SOUTH LAKE TAHOE, Calif. - A recent NASA study showed Lake Tahoe's water is warming twice as quickly as regional air temperature, lending weight to predictions of warming lake temperatures made by UC Davis researchers in 2008.
The study, published in November, shows from 1992 to 2008, Tahoe's surface waters warmed a mean 0.23 of a degree Fahrenheit a year for a total increase of 3.7 degrees. Air temperatures recorded in Tahoe City increased 0.1 a a degree annually during the same time.
Researchers from the Tahoe Environmental Research Center, UC Davis and NASA's Jet Propulsion Laboratory in Pasadena, Calif., used 18 years of temperature data from satellite sensors. They studied Tahoe, Clear Lake, Lake Almanor and Mono Lake in California and Pyramid and Walker Lake in Nevada.
"This isn't just Tahoe. Other lakes in the region are experiencing similar rates of warming, said Geoffrey Schladow, director of the Tahoe research center.
Lake Tahoe was used to calibrate the data coming from the satellite. Satellite measurements look at a very thin layer of the lake and can be influenced by the atmosphere, Schladow said.
Scientists were able to compare the satellite readings with on-the-ground recordings of Lake Tahoe's temperatures and create a method to determine the real temperature of the lake. That method was used on the other bodies of water in the study.
The rate of warming is similar to what Schladow and other researchers used in a March 2008 study that showed warmer lake temperatures decreased the rate of deep-water mixing.
The study combined 40 years of weather data in the Tahoe basin with mathematical models of climate change to create scenarios of future lake conditions. The team then took those scenarios and used a lake physics model to see how combinations of air temperatures, cloudiness and wind speed would affect the mixing of water layers.
On average, the lake circulates water from bottom to top, with the deepest mixing in February. Deep-water mixing circulates oxygen through the lake, supports aquatic life and brings nutrients up from the bottom of the lake.

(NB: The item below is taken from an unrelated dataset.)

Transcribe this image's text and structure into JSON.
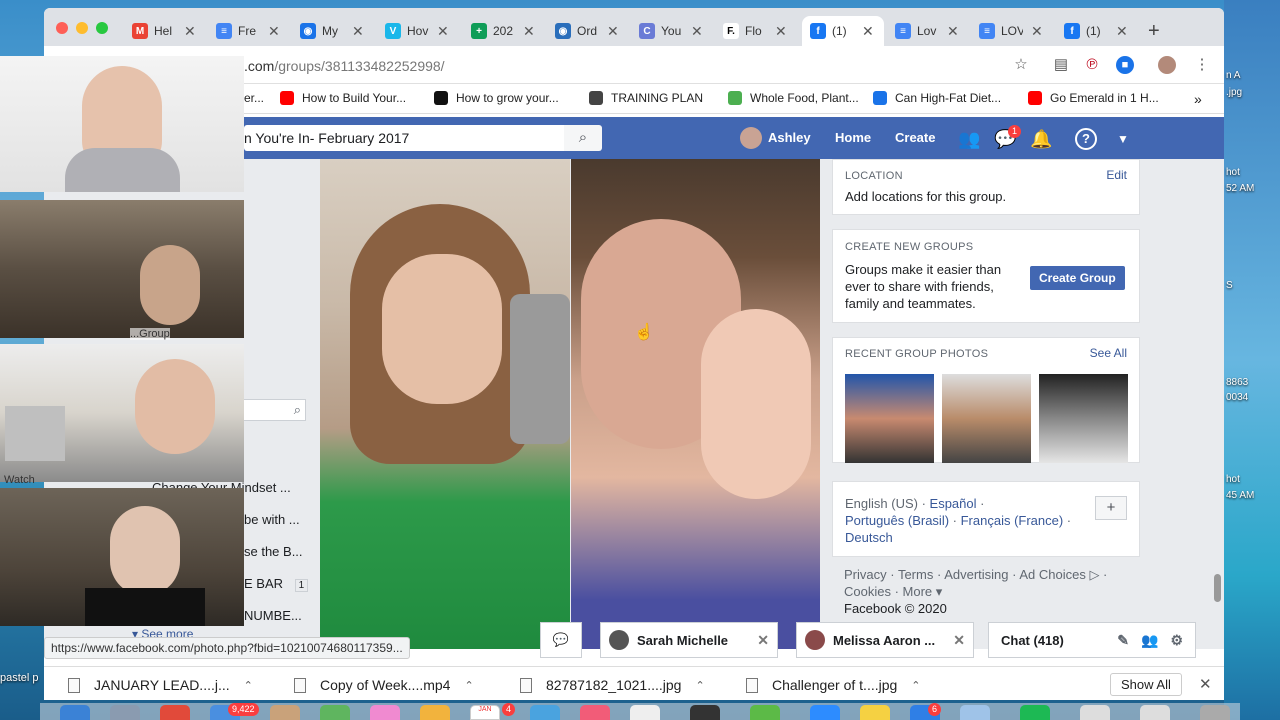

Less water mixing would mean less oxygen for deeper parts of the lake, which could result in phosphorous releasing to the surface of the lake to fuel algae growth.
Warmer lake temperatures make it more difficult for the lake to mix and change its biological makeup, Schladow said.
"It makes it more habitable for any species where the conditions didn't fit before," he said.
While Lake Tahoe was previously thought to be uninhabitable for invasive species like quagga and zebra mussels, an August study by the University of Nevada, Reno, and UC Davis showed quagga mussels can survive and reproduce in Tahoe's water. Lake Tahoe has also seen a drastic increase in Asian Clam populations in the past decade.
While lake warming is the result of a global issue, Tahoe Regional Planning Agency spokesman Dennis Oliver said the agency will study possible local impacts. Within two years of adopting a new regional plan, the agency expects to complete a carbon emissions inventory for the basin, Oliver said.
"Once you have a real inventory you can try to address it," he said.
Schladow said many of the policies around the lake, including the lake's regional plan and the goal of reducing small particulate matter entering the lake could help ease the effects of less frequent lake mixing.
Organic matter at the bottom of the lake depletes the oxygen available there, Schladow said. If the amount of small particles and nutrients entering the lake can be reduced, that would also reduce the demand for oxygen, and the lake could withstand longer periods without deep mixing, Schladow said.